The telling and understanding of stories has been a defining element of human culture possibly dating back to before the emergence of Homo sapiens. How to handle the information in a story can be a defining element of personality, and so the telling of stories stitches a person to a culture.

Anthropologists have used the collected stories of selected cultures to describe important aspects of them. We look to collected stories about happenings in our society to understand its culture, and we often call those stories anecdotes. In this freshly bedded election candidates threw anecdotes around like facts in order to persuade the listeners to invest in their understanding of our culture.

As human civilization has developed the ability to handle information and facts has matured. Though there is still a need for anecdotes we now have “data” and “theories” that themselves are parts of a self-referential context for our cultural understanding.

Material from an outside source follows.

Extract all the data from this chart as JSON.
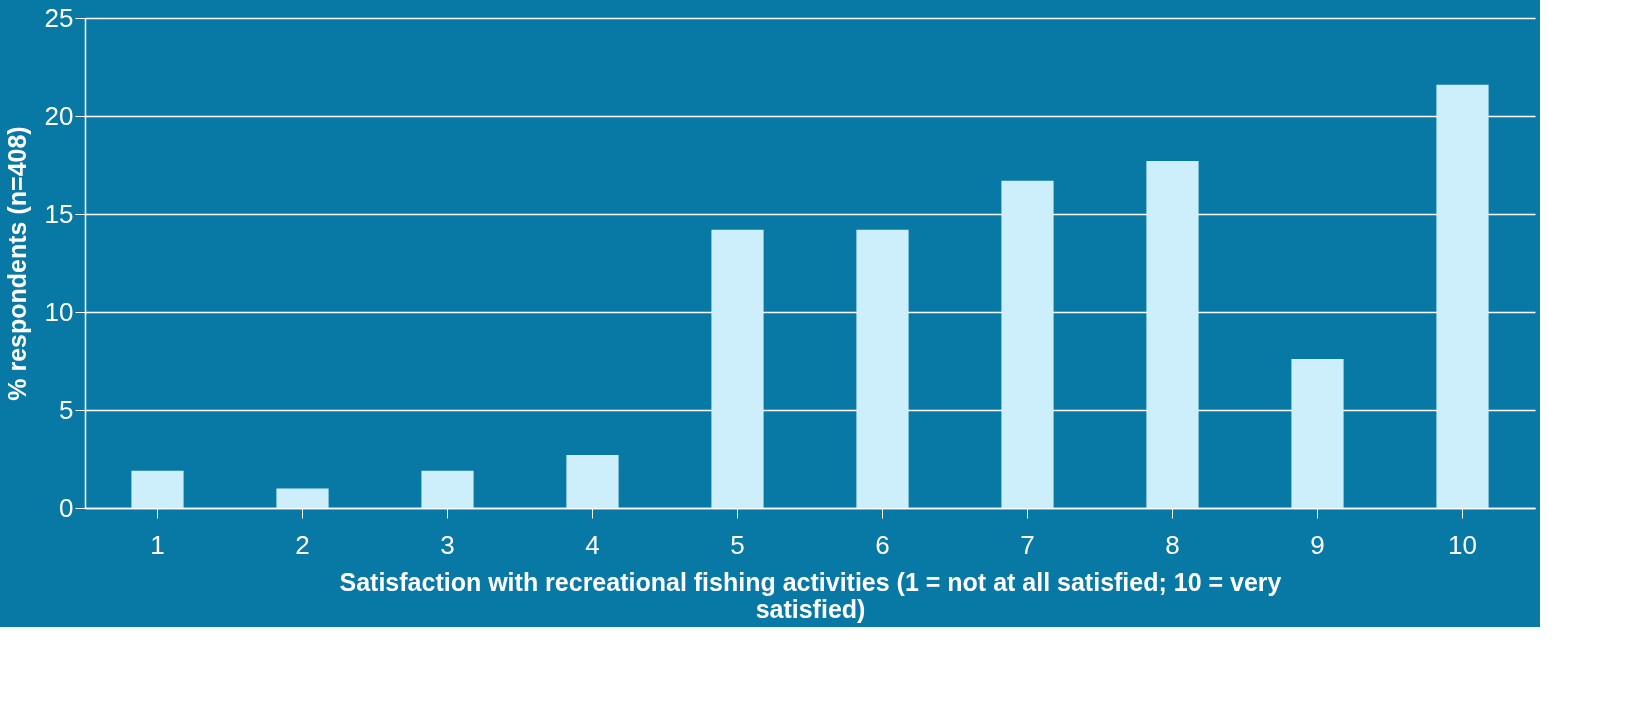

“The plural of anecdote is data” -- Raymond Wolfinger 1969

The idea that collected anecdotes can comprise a data set is enticingly simple. This definition places stories into a modern context. In much the same way that we can define information content of a particular datum we might be able to quantitatively asses the cultural relevance of an anecdote. This definition even puts the competing definitions of anecdote into place. There is good data and bad data just as there are real and unreliable anecdotes.

I particularly like the Wolfinger’s definition of anecdote as it bridges the divide between a modern understanding of culture and a primitive sitting-around-the-campfire-eating-partially-burnt-gazelle approach to culture. I cannot immediately picture most English majors I have known sitting around a campfire ripping chunks of crispy meat off of a freshly killed gazelle haunch , but the definition also helps to bridge an understanding of cultural relevance between humanities and the sciences. I suppose the definition could be viewed as a good will gesture between mutually misunderstanding branches of study equivalent to the “welcome to our fire” handshake still slippery with the fat of the successful hunt.

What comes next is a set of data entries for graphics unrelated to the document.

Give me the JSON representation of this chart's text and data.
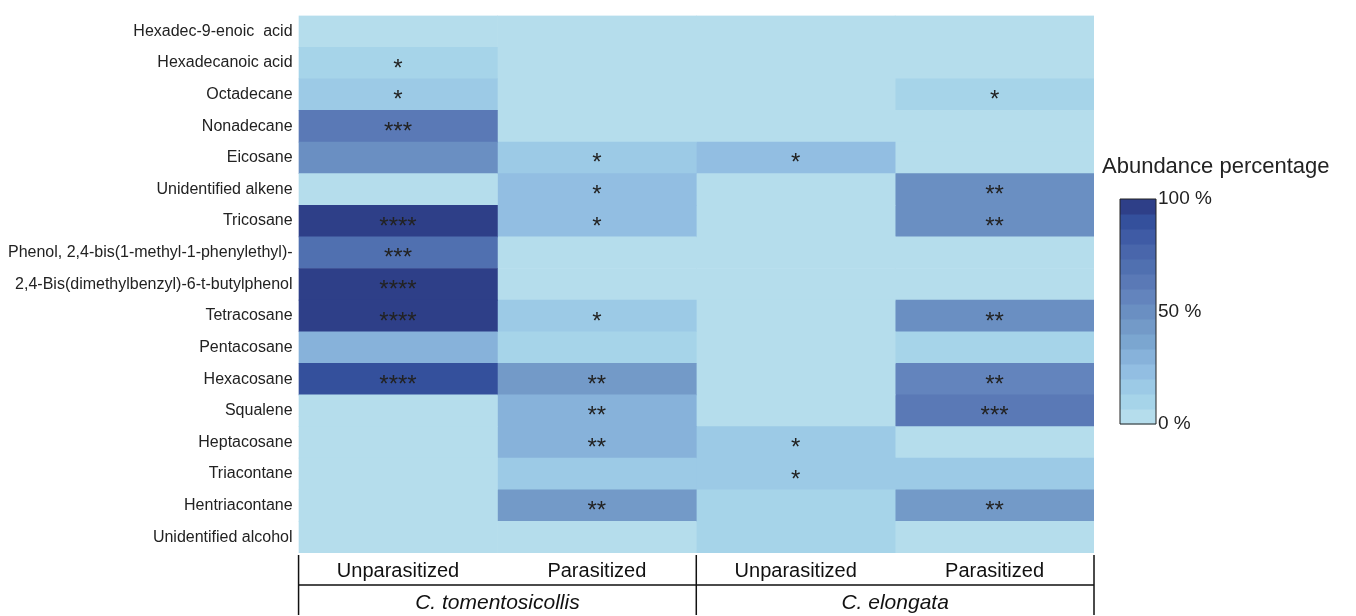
{
  "chart_data": {
    "type": "heatmap",
    "clabel": "Abundance percentage",
    "categories": [
      "Unparasitized",
      "Parasitized",
      "Unparasitized",
      "Parasitized"
    ],
    "y_categories": [
      "Hexadec-9-enoic  acid",
      "Hexadecanoic acid",
      "Octadecane",
      "Nonadecane",
      "Eicosane",
      "Unidentified alkene",
      "Tricosane",
      "Phenol, 2,4-bis(1-methyl-1-phenylethyl)-",
      "2,4-Bis(dimethylbenzyl)-6-t-butylphenol",
      "Tetracosane",
      "Pentacosane",
      "Hexacosane",
      "Squalene",
      "Heptacosane",
      "Triacontane",
      "Hentriacontane",
      "Unidentified alcohol"
    ],
    "cells": [
      [
        3,
        3,
        3,
        3
      ],
      [
        10,
        3,
        3,
        3
      ],
      [
        17,
        3,
        3,
        10
      ],
      [
        63,
        3,
        3,
        3
      ],
      [
        47,
        17,
        23,
        3
      ],
      [
        3,
        23,
        3,
        47
      ],
      [
        97,
        23,
        3,
        47
      ],
      [
        70,
        3,
        3,
        3
      ],
      [
        97,
        3,
        3,
        3
      ],
      [
        97,
        17,
        3,
        50
      ],
      [
        30,
        10,
        3,
        10
      ],
      [
        90,
        40,
        3,
        57
      ],
      [
        3,
        30,
        3,
        63
      ],
      [
        3,
        30,
        17,
        3
      ],
      [
        3,
        17,
        17,
        17
      ],
      [
        3,
        40,
        10,
        40
      ],
      [
        3,
        3,
        10,
        3
      ]
    ],
    "cell_labels": [
      [
        null,
        null,
        null,
        null
      ],
      [
        "*",
        null,
        null,
        null
      ],
      [
        "*",
        null,
        null,
        "*"
      ],
      [
        "***",
        null,
        null,
        null
      ],
      [
        null,
        "*",
        "*",
        null
      ],
      [
        null,
        "*",
        null,
        "**"
      ],
      [
        "****",
        "*",
        null,
        "**"
      ],
      [
        "***",
        null,
        null,
        null
      ],
      [
        "****",
        null,
        null,
        null
      ],
      [
        "****",
        "*",
        null,
        "**"
      ],
      [
        null,
        null,
        null,
        null
      ],
      [
        "****",
        "**",
        null,
        "**"
      ],
      [
        null,
        "**",
        null,
        "***"
      ],
      [
        null,
        "**",
        "*",
        null
      ],
      [
        null,
        null,
        "*",
        null
      ],
      [
        null,
        "**",
        null,
        "**"
      ],
      [
        null,
        null,
        null,
        null
      ]
    ],
    "clim": [
      0,
      100
    ],
    "cticks": [
      {
        "value": 0,
        "label": "0 %"
      },
      {
        "value": 50,
        "label": "50 %"
      },
      {
        "value": 100,
        "label": "100 %"
      }
    ],
    "annotations": [
      "C. tomentosicollis",
      "C. elongata"
    ]
  }
}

Wolfinger is a well-known political scientist who first crafted the definition as a rejoinder to a student of his who was dismissing a piece of data as “just an anecdote”.

"I said 'The plural of anecdote is data' some time in the 1969-70 academic year while teaching a graduate seminar at Stanford. The occasion was a student's dismissal of a simple factual statement -- by another student or me -- as a mere anecdote.” -- Raymond Wolfinger

Many of my readers will immediately identify Wolfinger’s definition as being the opposite of the popular saying that:

“The plural of anecdote is not data” -- Frank Kotsonis or Roger Brinner

It is interesting to note that these competing sayings may have been in informal use long before the time of reliably preserved memories of their usage. In other words there are anecdotal accounts of their use that predate the cited first uses (and the citations I have found for first use are sketchy).

Though I like Wolfinger’s definition because it is simply true the Kotsonis and Brinner’s saying is more accurate.

Data is information that can be used for a purpose. Usually this purpose is formal representation of something. By formal I mean quantitative through the application of specific measures of relevance, but in practice these can be abstracted to some informal description of a representative connection.

At best anecdotes can be representative data elements within a population that describe something similar to the “mode”or median in elementary statistics. They can also be descriptions of other statistical elements; like outliers or even unrelated elements. At worst they are stories designed to misrepresent the population from which they are pulled.

This can be well illustrated by using anecdote as an adjective. Picture a report of a “median income” figure from a state. The idea of median tells you something about the population of the state. Now imagine a report describing an “anecdotal income”. The larger the population the anecdotal figure is drawn from the less actual information it conveys about the population.

Now picture the word “random” similarly used as an adjective. A random income figure from a population says more about the population than an anecdotal figure. The plural of random information is data. Anecdotes are not randomly derived so having many of them does not comprise a data set; at least not a useful data set.

Because of the cognitive bias of the human mind an anecdote over-represents any population it is pulled from. In essence anecdotes are multiplied in the mind until the data set is re-constructed by this clonally derived plural. An anecdote is selected on the basis of some bias (even if that bias is as seemingly innocuous as “being interesting”) and multiplying the anecdote amplifies that selection bias.

“Anecdotes are not selected at random or they would just be data”